Alex Lawsen comments on Prize for Alignment Research Tasks

Alex Lawsen 12 May 2022 21:11 UTC
9 points
Make it as easy as possible to generate alignment forum posts and comments.

The rough idea here is that it’s much easier to explain an idea out loud, especially to someone who occasionally asks for clarification or for you to repeat an idea, than it is to write a clear, concise post on it. Most of the design of this would be small bits of frontend engineering, but language model capability would be useful, and several of the capabilities are things that Ought is already working on. Ideally, interacting with the tool looks like:

Researcher talks through the thing they’re thinking about. Model transcribes ideas[1], suggests splits into paragraphs[2], suggests section headings [3], generates a high level summary/abstract [4]. If researcher says “[name of model] I’m stuck”, the response is “What are you stuck on?”, and simple replies/suggestions are generated by something like this[5].

Once the researcher has talked through the ideas, they are presented with a piece which contains an abstract at the top, then a series of headed sections, each with paragraphs which rather than containing what they said at that point verbatim, contain clear and concise summaries[6] of what was actually said. Clicking on any generated heading allows the user to select from a list of generated alternatives, or write their own[7], while clicking on any paragraph allows the user to see and select from a list of other generated summaries, the verbatim transcription, and to write their own version of this paragraph.

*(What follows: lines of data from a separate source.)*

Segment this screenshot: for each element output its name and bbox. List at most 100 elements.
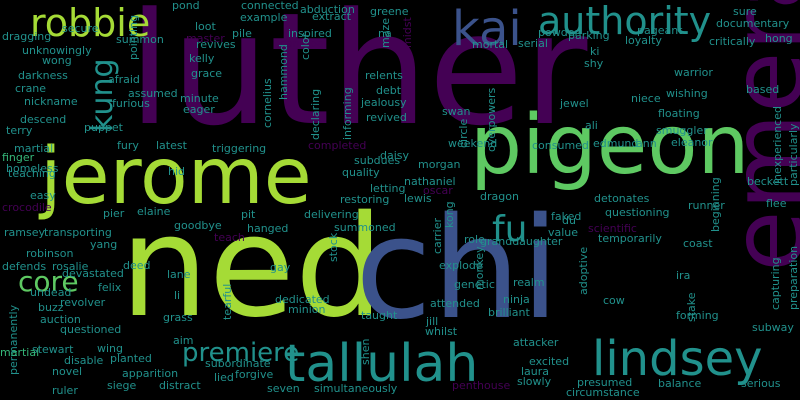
word: sure bbox=[733, 5, 757, 18]
word: pigeon bbox=[470, 98, 750, 193]
word: terry bbox=[6, 124, 33, 137]
word: seven bbox=[267, 382, 300, 395]
word: hanged bbox=[247, 222, 289, 235]
word: abduction bbox=[300, 3, 355, 16]
word: cornelius bbox=[261, 78, 274, 128]
word: tallulah bbox=[285, 334, 479, 394]
word: value bbox=[548, 226, 579, 239]
word: whilst bbox=[425, 325, 458, 338]
word: goodbye bbox=[174, 219, 222, 232]
word: pond bbox=[172, 0, 200, 12]
word: stock bbox=[327, 232, 340, 262]
word: nathaniel bbox=[404, 175, 456, 188]
word: shen bbox=[359, 338, 372, 365]
word: undead bbox=[30, 286, 72, 299]
word: fury bbox=[117, 139, 139, 152]
word: preparation bbox=[787, 245, 800, 310]
word: balance bbox=[658, 377, 702, 390]
word: stewart bbox=[32, 343, 74, 356]
word: serious bbox=[741, 377, 781, 390]
word: ned bbox=[120, 186, 384, 349]
word: restoring bbox=[340, 193, 390, 206]
word: coast bbox=[683, 237, 713, 250]
word: eager bbox=[183, 103, 215, 116]
word: lied bbox=[214, 371, 234, 384]
word: declaring bbox=[309, 88, 322, 140]
word: beginning bbox=[709, 177, 722, 232]
word: planted bbox=[110, 352, 152, 365]
word: critically bbox=[709, 35, 756, 48]
word: taught bbox=[361, 309, 398, 322]
word: simultaneously bbox=[314, 382, 398, 395]
word: minion bbox=[288, 303, 326, 316]
word: nickname bbox=[24, 95, 78, 108]
word: realm bbox=[513, 276, 545, 289]
word: attended bbox=[430, 297, 480, 310]
word: subdues bbox=[354, 154, 401, 167]
word: apparition bbox=[122, 367, 179, 380]
word: permanently bbox=[7, 304, 20, 375]
word: pier bbox=[103, 207, 125, 220]
word: pointing bbox=[127, 14, 140, 60]
word: robinson bbox=[26, 247, 74, 260]
word: weekend bbox=[448, 137, 498, 150]
word: subway bbox=[752, 321, 794, 334]
word: laura bbox=[521, 365, 550, 378]
word: defends bbox=[2, 260, 47, 273]
word: warrior bbox=[674, 66, 713, 79]
word: wing bbox=[97, 342, 124, 355]
word: explode bbox=[439, 259, 483, 272]
word: authority bbox=[538, 0, 712, 43]
word: completed bbox=[308, 139, 367, 152]
word: ninja bbox=[503, 293, 530, 306]
word: kelly bbox=[189, 52, 215, 65]
word: na bbox=[378, 27, 392, 40]
word: lewis bbox=[404, 192, 432, 205]
word: auction bbox=[40, 313, 81, 326]
word: descend bbox=[20, 113, 67, 126]
word: felix bbox=[98, 281, 122, 294]
word: lane bbox=[167, 268, 191, 281]
word: teaching bbox=[8, 167, 56, 180]
word: furious bbox=[112, 97, 150, 110]
word: rosalie bbox=[52, 260, 89, 273]
word: midst bbox=[401, 17, 414, 48]
word: ann bbox=[636, 137, 657, 150]
word: homeless bbox=[6, 162, 59, 175]
word: greene bbox=[370, 5, 409, 18]
word: penthouse bbox=[452, 379, 511, 392]
word: crocodile bbox=[2, 201, 52, 214]
word: quality bbox=[342, 166, 380, 179]
word: edmund bbox=[593, 137, 639, 150]
word: mortal bbox=[472, 38, 509, 51]
word: forgive bbox=[235, 368, 274, 381]
word: lindsey bbox=[592, 331, 763, 387]
word: grass bbox=[163, 311, 193, 324]
word: ali bbox=[585, 119, 598, 132]
word: darkness bbox=[18, 69, 68, 82]
word: novel bbox=[52, 365, 83, 378]
word: disable bbox=[64, 354, 104, 367]
word: pit bbox=[241, 208, 256, 221]
word: dragging bbox=[2, 30, 52, 43]
word: revived bbox=[366, 111, 407, 124]
word: detonates bbox=[594, 192, 650, 205]
word: devastated bbox=[62, 267, 124, 280]
word: particularly bbox=[787, 123, 800, 186]
word: beckett bbox=[747, 175, 789, 188]
word: crane bbox=[15, 82, 47, 95]
word: latest bbox=[156, 139, 187, 152]
word: master bbox=[186, 32, 225, 45]
word: elaine bbox=[137, 205, 171, 218]
word: wong bbox=[42, 54, 72, 67]
word: fu bbox=[492, 209, 528, 250]
word: example bbox=[240, 11, 288, 24]
word: role bbox=[464, 233, 485, 246]
word: puppet bbox=[84, 121, 123, 134]
word: letting bbox=[370, 182, 406, 195]
word: ruler bbox=[52, 384, 78, 397]
word: serial bbox=[518, 37, 548, 50]
word: connected bbox=[241, 0, 299, 12]
word: floating bbox=[658, 107, 700, 120]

1 can probably be achieved by just buying an off the shelf transcription bot (though you could train one if you wanted), with the most important criterion being speed. 2-4 can have data trivially generated by scraping the entire alignment forum and removing headings/summaries/abstracts/paragraph breaks. 5 I’ve generated data for below. An MVP for generating data for 6 is using the transcription software from 1 to autotranscribe AXRP and then comparing to the human-edited summary, though I think suggesting clear rephrasings (which I’ll call 6.5) might require a seperate task. 7 is just frontend design, which I suspect is doable in-house by Ought.